Postby Andrew Bair » Sat Oct 20, 2012 1:22 pm

David M. Bueker wrote:
Tim York wrote:
David M. Bueker wrote:If labeling was really the problem then Alsatian wines would be much more popular than they are. Right now they are harder to move than German wines.


Lack of dryness/sweetness information on labels from most producers is a big problem with Alsatian wine. Did they move better in the days when they were reliably dry if not VT and SGN?


Tim - I agree with you. Sorry if my post wasn't clear.

Alsatian wines did move better, but along with the sweetness issue, some very popular producers (e.g. Weinbach & Z-H) saw a near doubling in price over a very short (maybe 2 years) time. Their wines have disappeared from the shelves, as the shops won't stock them. Even the reliably dry Trimbach CFE has now started to meet with considerable resistance. It's a great wine, but now runs $45-$60 (depending on vintage) and has pushed beyond what most consumers will pay. Then there's the issue that beyond the big 3 (ZH, Weinbach, Trimbach) the distribution for Alsatian wines in the USA is downright terrible.


David -

Perhaps not every single recent vintage of Z-H is well-represented, but their wines are still pretty widely available in the Boston area.

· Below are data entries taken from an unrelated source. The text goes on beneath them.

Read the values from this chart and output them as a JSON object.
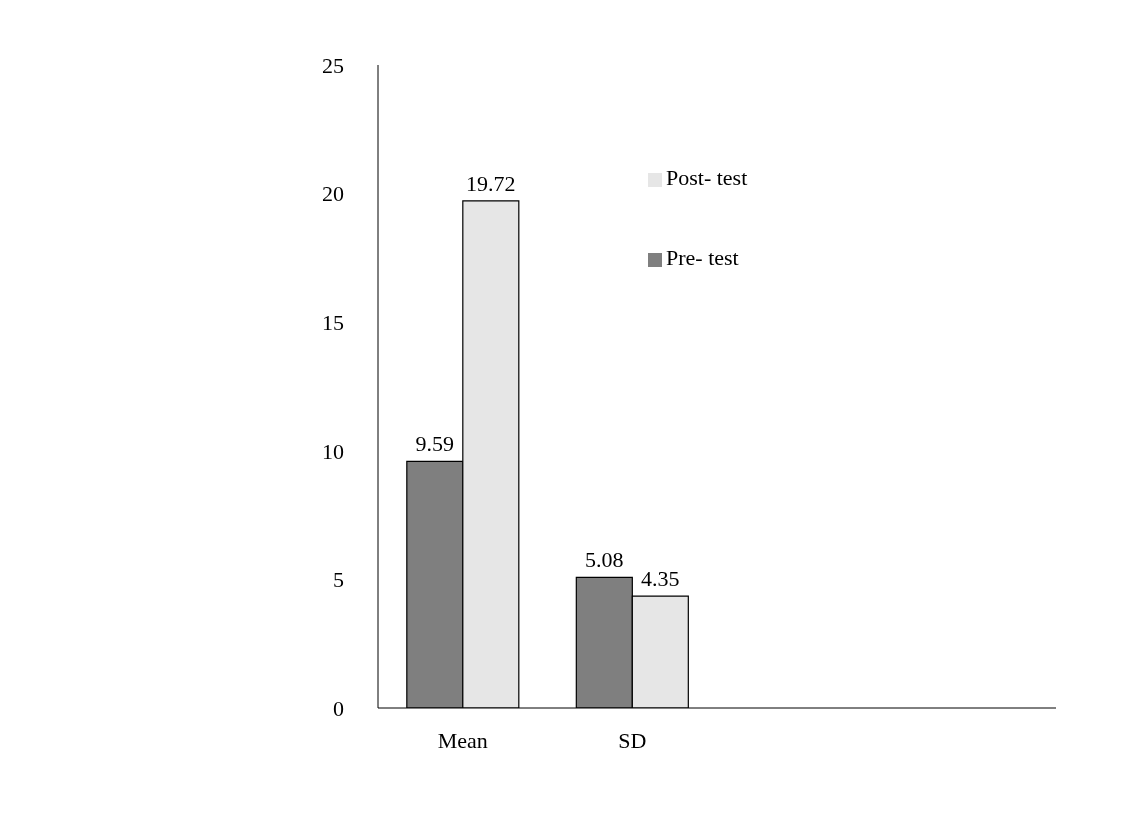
{
  "chart_data": {
    "type": "bar",
    "categories": [
      "Mean",
      "SD",
      null,
      null
    ],
    "series": [
      {
        "name": "Pre- test",
        "color": "#7f7f7f",
        "values": [
          9.59,
          5.08,
          null,
          null
        ]
      },
      {
        "name": "Post- test",
        "color": "#e6e6e6",
        "values": [
          19.72,
          4.35,
          null,
          null
        ]
      }
    ],
    "ylim": [
      0,
      25
    ],
    "yticks": [
      0,
      5,
      10,
      15,
      20,
      25
    ],
    "grid": false,
    "legend": "top right",
    "data_labels": true
  }
}
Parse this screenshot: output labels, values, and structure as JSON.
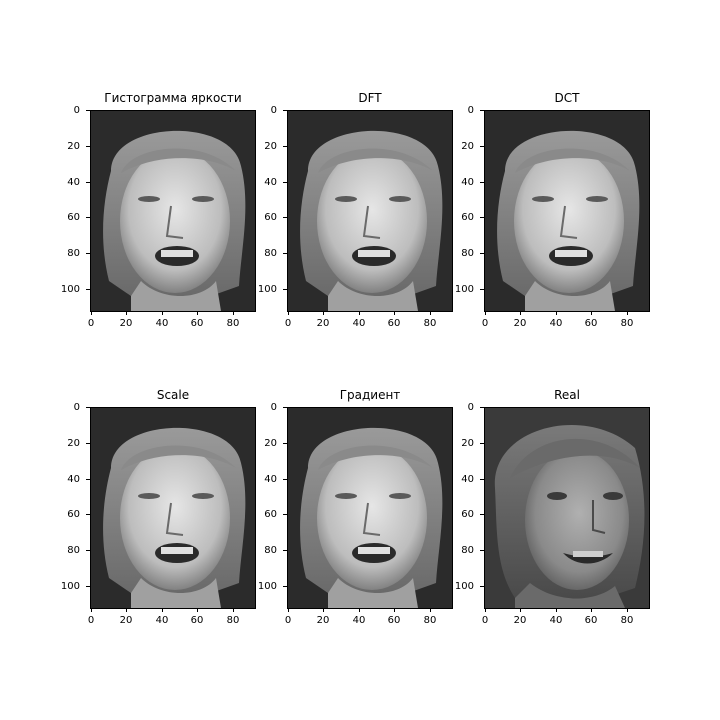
{
  "figure": {
    "panels": [
      {
        "title": "Гистограмма яркости",
        "variant": "processed"
      },
      {
        "title": "DFT",
        "variant": "processed"
      },
      {
        "title": "DCT",
        "variant": "processed"
      },
      {
        "title": "Scale",
        "variant": "processed"
      },
      {
        "title": "Градиент",
        "variant": "processed"
      },
      {
        "title": "Real",
        "variant": "real"
      }
    ],
    "y_ticks": [
      "0",
      "20",
      "40",
      "60",
      "80",
      "100"
    ],
    "x_ticks": [
      "0",
      "20",
      "40",
      "60",
      "80"
    ],
    "image_extent": {
      "width": 92,
      "height": 112
    }
  }
}
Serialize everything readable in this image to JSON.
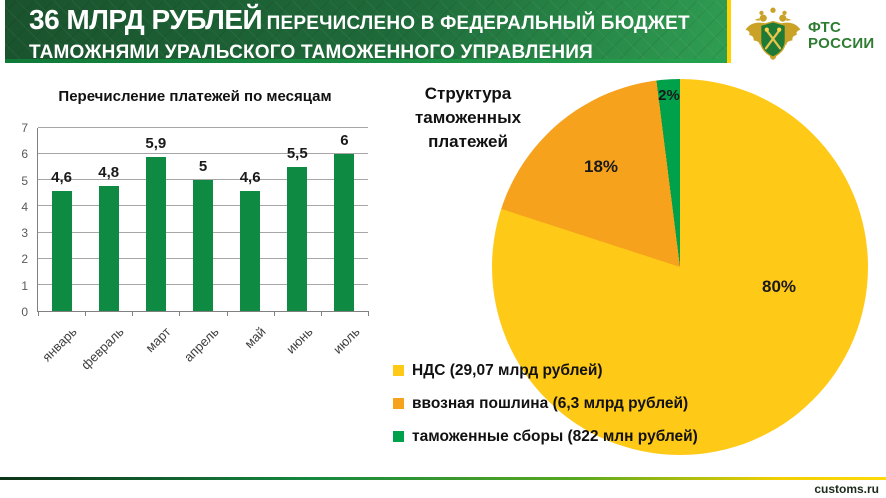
{
  "colors": {
    "banner_green_dark": "#1a522d",
    "banner_green_light": "#2f9e52",
    "banner_strip_green": "#25a24f",
    "accent_yellow": "#ffd200",
    "bar_green": "#0e8a42",
    "pie_yellow": "#ffc918",
    "pie_orange": "#f6a21d",
    "pie_green": "#00a14b",
    "logo_green": "#2e7d32",
    "logo_gold": "#c9a227",
    "footer_text": "#1c2b1c"
  },
  "header": {
    "amount": "36 МЛРД РУБЛЕЙ",
    "line1_rest": "ПЕРЕЧИСЛЕНО В ФЕДЕРАЛЬНЫЙ БЮДЖЕТ",
    "line2": "ТАМОЖНЯМИ УРАЛЬСКОГО ТАМОЖЕННОГО УПРАВЛЕНИЯ"
  },
  "logo": {
    "org_line1": "ФТС",
    "org_line2": "РОССИИ"
  },
  "footer": {
    "site": "customs.ru"
  },
  "chart_data": [
    {
      "type": "bar",
      "title": "Перечисление  платежей по месяцам",
      "categories": [
        "январь",
        "февраль",
        "март",
        "апрель",
        "май",
        "июнь",
        "июль"
      ],
      "values": [
        4.6,
        4.8,
        5.9,
        5,
        4.6,
        5.5,
        6
      ],
      "value_labels": [
        "4,6",
        "4,8",
        "5,9",
        "5",
        "4,6",
        "5,5",
        "6"
      ],
      "xlabel": "",
      "ylabel": "",
      "ylim": [
        0,
        7
      ],
      "ytick_step": 1,
      "grid": true,
      "bar_color": "#0e8a42",
      "legend_position": "none"
    },
    {
      "type": "pie",
      "title": "Структура таможенных платежей",
      "start_angle_deg": 0,
      "direction": "clockwise",
      "legend_position": "bottom-left",
      "slices": [
        {
          "label": "НДС (29,07 млрд рублей)",
          "pct": 80,
          "pct_label": "80%",
          "color": "#ffc918"
        },
        {
          "label": "ввозная пошлина (6,3 млрд рублей)",
          "pct": 18,
          "pct_label": "18%",
          "color": "#f6a21d"
        },
        {
          "label": "таможенные сборы (822 млн рублей)",
          "pct": 2,
          "pct_label": "2%",
          "color": "#00a14b"
        }
      ]
    }
  ]
}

I would point to another issue as well: Aside from Z-H and Trimbach, our local retailers and distributors promote other Alsatian wines that they do stock less than those from the Mosel, Kamptal, Alto Adige, and many other areas not named Bordeaux, Burgundy, and Napa. As one who attends a good number of retail tastings, it has been a long time since I remember anyone offering a sample of Weinbach or Marcel Deiss, for example. I have the sense the Z-H and Trimbach will sell to some loyal customers, but anything else is an extremely hard sell. Additionally, for my palate, Alsace competes very poorly with Germany and Austria in the $25 and under category these days.